PILF isn’t claiming some massive vote fraud, and it is not trying to relitigate the presidential election. Its point is that a combination of human error, systemic sloppiness, and perhaps even a bit of skullduggery together make it almost impossible to know if some close election counts actually were accurate.
“We shouldn’t be allowing the Post Office to determine who our elected leaders are,” said J. Christian Adams, president of PILF and also one of the eight members of the U.S. Commission on Civil Rights .
Additionally, another 1.1 million ballots were returned to election officials as undeliverable, meaning the addresses on file were wrong, and another 560,814 were “rejected” as otherwise invalid. These are huge numbers. These 1.7 million ballots and the other 14.7 million together show massive potential for future election results to be tainted and for more controversy and chaos of the sort this nation experienced (some of it for valid reasons, some based on lies) in the 2020 elections.

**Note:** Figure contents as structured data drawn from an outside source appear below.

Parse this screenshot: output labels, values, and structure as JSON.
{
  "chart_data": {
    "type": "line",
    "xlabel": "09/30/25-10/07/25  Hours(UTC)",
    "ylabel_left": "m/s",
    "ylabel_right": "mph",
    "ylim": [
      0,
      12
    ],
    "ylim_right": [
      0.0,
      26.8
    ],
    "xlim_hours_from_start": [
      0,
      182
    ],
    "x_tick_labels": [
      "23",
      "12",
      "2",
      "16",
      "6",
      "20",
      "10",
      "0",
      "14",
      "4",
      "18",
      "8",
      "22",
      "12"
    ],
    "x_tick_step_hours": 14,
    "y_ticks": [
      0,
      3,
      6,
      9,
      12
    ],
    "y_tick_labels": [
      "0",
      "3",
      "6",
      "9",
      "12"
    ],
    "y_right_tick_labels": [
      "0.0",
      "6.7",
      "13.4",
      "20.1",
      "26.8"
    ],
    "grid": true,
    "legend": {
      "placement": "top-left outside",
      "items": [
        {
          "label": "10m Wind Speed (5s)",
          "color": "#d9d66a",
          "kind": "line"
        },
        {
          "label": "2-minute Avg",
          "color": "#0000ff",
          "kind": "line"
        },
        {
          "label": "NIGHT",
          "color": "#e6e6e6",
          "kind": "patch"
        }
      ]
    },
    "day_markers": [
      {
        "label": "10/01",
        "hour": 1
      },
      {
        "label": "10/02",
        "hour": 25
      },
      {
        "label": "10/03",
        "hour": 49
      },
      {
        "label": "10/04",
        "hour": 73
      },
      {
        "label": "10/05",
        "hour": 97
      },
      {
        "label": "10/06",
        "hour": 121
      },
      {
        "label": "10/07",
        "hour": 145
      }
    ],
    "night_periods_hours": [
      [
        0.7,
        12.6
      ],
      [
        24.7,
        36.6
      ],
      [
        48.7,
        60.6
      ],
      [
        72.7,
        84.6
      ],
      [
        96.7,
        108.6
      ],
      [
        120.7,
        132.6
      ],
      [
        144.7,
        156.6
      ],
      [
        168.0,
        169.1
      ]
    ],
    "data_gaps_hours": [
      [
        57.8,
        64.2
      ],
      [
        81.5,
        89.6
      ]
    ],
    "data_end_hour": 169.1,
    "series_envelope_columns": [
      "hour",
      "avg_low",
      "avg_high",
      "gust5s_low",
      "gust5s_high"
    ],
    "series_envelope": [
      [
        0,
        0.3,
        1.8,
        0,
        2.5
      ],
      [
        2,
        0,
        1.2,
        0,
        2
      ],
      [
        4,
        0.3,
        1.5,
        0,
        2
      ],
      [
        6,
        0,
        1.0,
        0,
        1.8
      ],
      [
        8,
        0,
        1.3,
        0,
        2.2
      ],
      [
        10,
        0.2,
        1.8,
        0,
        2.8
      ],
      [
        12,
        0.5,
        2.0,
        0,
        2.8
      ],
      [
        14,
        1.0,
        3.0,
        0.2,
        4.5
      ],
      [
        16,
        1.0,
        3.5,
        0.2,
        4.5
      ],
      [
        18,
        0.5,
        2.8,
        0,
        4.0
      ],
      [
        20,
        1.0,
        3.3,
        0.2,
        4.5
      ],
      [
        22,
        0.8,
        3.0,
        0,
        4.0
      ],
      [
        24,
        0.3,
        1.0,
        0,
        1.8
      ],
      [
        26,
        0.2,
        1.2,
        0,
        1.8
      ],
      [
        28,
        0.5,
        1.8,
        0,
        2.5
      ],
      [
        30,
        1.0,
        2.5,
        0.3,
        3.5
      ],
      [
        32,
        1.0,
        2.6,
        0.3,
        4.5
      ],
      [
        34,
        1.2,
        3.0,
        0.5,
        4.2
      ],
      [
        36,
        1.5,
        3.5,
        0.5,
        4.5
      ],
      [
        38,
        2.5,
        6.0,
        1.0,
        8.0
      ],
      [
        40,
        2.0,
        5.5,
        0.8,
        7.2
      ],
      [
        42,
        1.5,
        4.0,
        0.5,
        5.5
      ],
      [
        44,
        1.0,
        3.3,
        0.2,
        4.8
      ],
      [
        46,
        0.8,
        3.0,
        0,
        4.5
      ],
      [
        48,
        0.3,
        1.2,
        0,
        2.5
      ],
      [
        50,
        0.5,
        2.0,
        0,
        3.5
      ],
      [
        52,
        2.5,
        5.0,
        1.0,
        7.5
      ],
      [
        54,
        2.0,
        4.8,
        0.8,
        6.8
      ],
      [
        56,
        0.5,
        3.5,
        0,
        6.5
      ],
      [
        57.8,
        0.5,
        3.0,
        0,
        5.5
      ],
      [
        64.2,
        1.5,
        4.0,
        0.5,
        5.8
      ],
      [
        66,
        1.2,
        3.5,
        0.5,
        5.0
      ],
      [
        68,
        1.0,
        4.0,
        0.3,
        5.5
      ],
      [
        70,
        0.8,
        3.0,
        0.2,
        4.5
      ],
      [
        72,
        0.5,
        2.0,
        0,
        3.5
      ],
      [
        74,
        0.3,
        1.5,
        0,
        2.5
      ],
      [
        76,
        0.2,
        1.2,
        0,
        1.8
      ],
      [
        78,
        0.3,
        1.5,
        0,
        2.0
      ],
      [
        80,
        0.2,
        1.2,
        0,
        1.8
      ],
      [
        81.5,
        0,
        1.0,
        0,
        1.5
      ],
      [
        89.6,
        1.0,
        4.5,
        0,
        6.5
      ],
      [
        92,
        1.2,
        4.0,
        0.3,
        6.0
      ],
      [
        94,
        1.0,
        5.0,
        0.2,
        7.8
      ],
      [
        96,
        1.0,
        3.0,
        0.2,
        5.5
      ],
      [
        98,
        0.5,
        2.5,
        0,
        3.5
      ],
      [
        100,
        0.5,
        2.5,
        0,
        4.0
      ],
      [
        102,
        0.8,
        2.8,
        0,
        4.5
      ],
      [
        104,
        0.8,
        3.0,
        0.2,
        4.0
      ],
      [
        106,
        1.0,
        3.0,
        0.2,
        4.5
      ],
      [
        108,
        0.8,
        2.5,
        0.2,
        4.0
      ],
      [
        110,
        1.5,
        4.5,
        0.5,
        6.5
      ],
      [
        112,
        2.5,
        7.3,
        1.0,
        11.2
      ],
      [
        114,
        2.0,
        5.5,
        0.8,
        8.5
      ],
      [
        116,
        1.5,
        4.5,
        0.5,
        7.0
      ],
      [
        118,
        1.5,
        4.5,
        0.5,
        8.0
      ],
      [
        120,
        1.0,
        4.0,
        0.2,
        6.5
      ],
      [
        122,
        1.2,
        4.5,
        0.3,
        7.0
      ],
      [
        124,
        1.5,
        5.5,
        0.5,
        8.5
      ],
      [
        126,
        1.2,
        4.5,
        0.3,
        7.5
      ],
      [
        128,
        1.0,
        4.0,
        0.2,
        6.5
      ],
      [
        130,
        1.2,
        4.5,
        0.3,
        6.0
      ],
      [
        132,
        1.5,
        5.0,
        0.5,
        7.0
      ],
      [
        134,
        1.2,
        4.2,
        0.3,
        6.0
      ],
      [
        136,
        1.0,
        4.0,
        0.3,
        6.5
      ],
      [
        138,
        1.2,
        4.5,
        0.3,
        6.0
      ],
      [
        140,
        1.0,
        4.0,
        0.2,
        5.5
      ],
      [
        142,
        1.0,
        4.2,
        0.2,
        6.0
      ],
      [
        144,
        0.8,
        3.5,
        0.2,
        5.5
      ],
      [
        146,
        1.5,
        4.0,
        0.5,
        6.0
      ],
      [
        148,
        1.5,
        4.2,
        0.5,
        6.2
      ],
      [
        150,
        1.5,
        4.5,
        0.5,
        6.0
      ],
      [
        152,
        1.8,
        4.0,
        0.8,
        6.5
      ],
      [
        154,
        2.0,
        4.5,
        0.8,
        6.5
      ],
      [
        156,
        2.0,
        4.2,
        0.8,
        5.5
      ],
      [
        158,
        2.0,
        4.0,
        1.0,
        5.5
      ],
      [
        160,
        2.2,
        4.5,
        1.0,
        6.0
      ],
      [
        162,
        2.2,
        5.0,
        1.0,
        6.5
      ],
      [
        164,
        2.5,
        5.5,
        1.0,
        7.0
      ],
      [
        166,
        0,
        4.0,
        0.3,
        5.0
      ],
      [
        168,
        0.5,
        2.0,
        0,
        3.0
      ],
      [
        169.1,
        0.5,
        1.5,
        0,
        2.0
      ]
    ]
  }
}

The first lesson is that mail-in voting should be limited, not encouraged, and certainly not seen as the main way to cast ballots. For years and years, through several bipartisan study commissions, the dangers of widespread mail-in voting came to be understood. Before mail-in systems became a favorite of national Democrats, the New York Times was reporting as basic fact, not opinion, that “votes cast by mail are less likely to be counted, more likely to be compromised and more likely to be contested than those cast in a voting booth.”
The second lesson, at least equally important, is that efforts to maintain accurate voter lists and to scrub them of ineligible voters are absolutely necessary. The political Left tries to portray even legally mandated voter-list maintenance as “voter purges” or “vote suppression,” but that is nonsense. If the fate or accuracy of more than 16 million ballots are a mystery, that means many poll commissioners are using outdated or inaccurate information. This isn’t systemic fraud, but it would be a massive systemic failure not to update voter lists.
To ensure both accurate results and public confidence in our election system, thorough and regular list maintenance is a necessity, and mail-in voting should be a last resort.